Within my work I’ve been creating inkjet prints that appear like paintings. Experimenting with an inventory of images I'm morphing photographies into geometric, abstract patterns. Those digitally designed templates are then applied on white silk via usual inkjet printers.


The delicate texture of the silk is still tough enough to be handled in various printing processes.

In order to work with desktop-printers the material is folded to paper size and run through the printer several times. The form of the rectangle is a function of the printer limits, that develops a grid which emerges whenever the neighbouring and rarely in sync prints overlap one another. Finally the printed silk is unfolded, straightened and mounted on acrylic glass.


Using a reduced pastel colour palette makes my pictures appear light, enhanced by the misty

airiness of the silk they convey the impression of floating. The combination of the fine fabric with

a carrier of colourless acryl glass increases the transparency and generates a frosted, translucent surface with exceeding luminance.

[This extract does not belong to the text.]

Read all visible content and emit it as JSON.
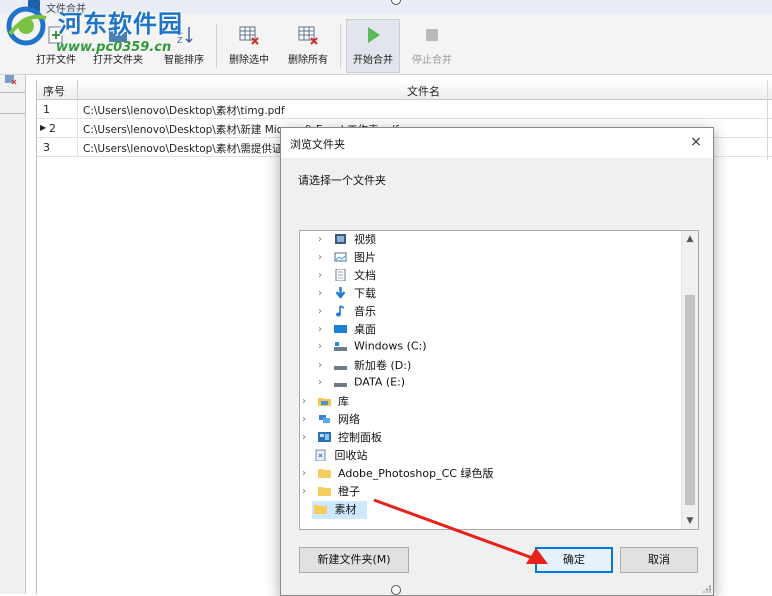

The work begins with the visual idea. The initial motif however takes its own way during the development process; for the line between the picture I have chosen and what technology has

willed is constantly blurred. The struggle between the printer and the inappropriate material leaves

its traces: drips, streaks, gaps and misalignments illustrate the unpredictable elements within my

work. It’s the imperfection that results by printer jams, or leaking ink, that makes the prints more painterly. Thus the works are records of their own making within which purposeful accidents

create unique and unrepeatable pictures.





The original motif of each work in this series is the same – a simple plain-coloured square.

Beginning with a similar initial situation of taking the same conceptual basis, each square is

printed in a different colour and by the use of another printer. The diversity among the particular pictures within this series is realised by the various machines, each creating other imperfections. While one printer squeezes and intensifies the colour, the other integrates drips and blurs or

leaves gaps of blank areas. This approach starts with one similar, plain structural shape but

results in a series of very differing minimalistic patterns.





The acrylic plates will be mounted on the wall by attaching two satin stainless steel clamps

both at the top and bottom. This results in a 25 mm gap between wall and picture, enhancing

the transparency and the floating impression.





The inkjet prints on paper develop synergistically to the prints on silk and acrylic glass. Each work

on paper corresponds to one acrylic work – for the paper accompanies the silk as support during the printing process. Layer per layer the picture enhances on the paper – filtered by the overlying silk. And just like the motif expands on the silk, it condenses into the depth of the paper.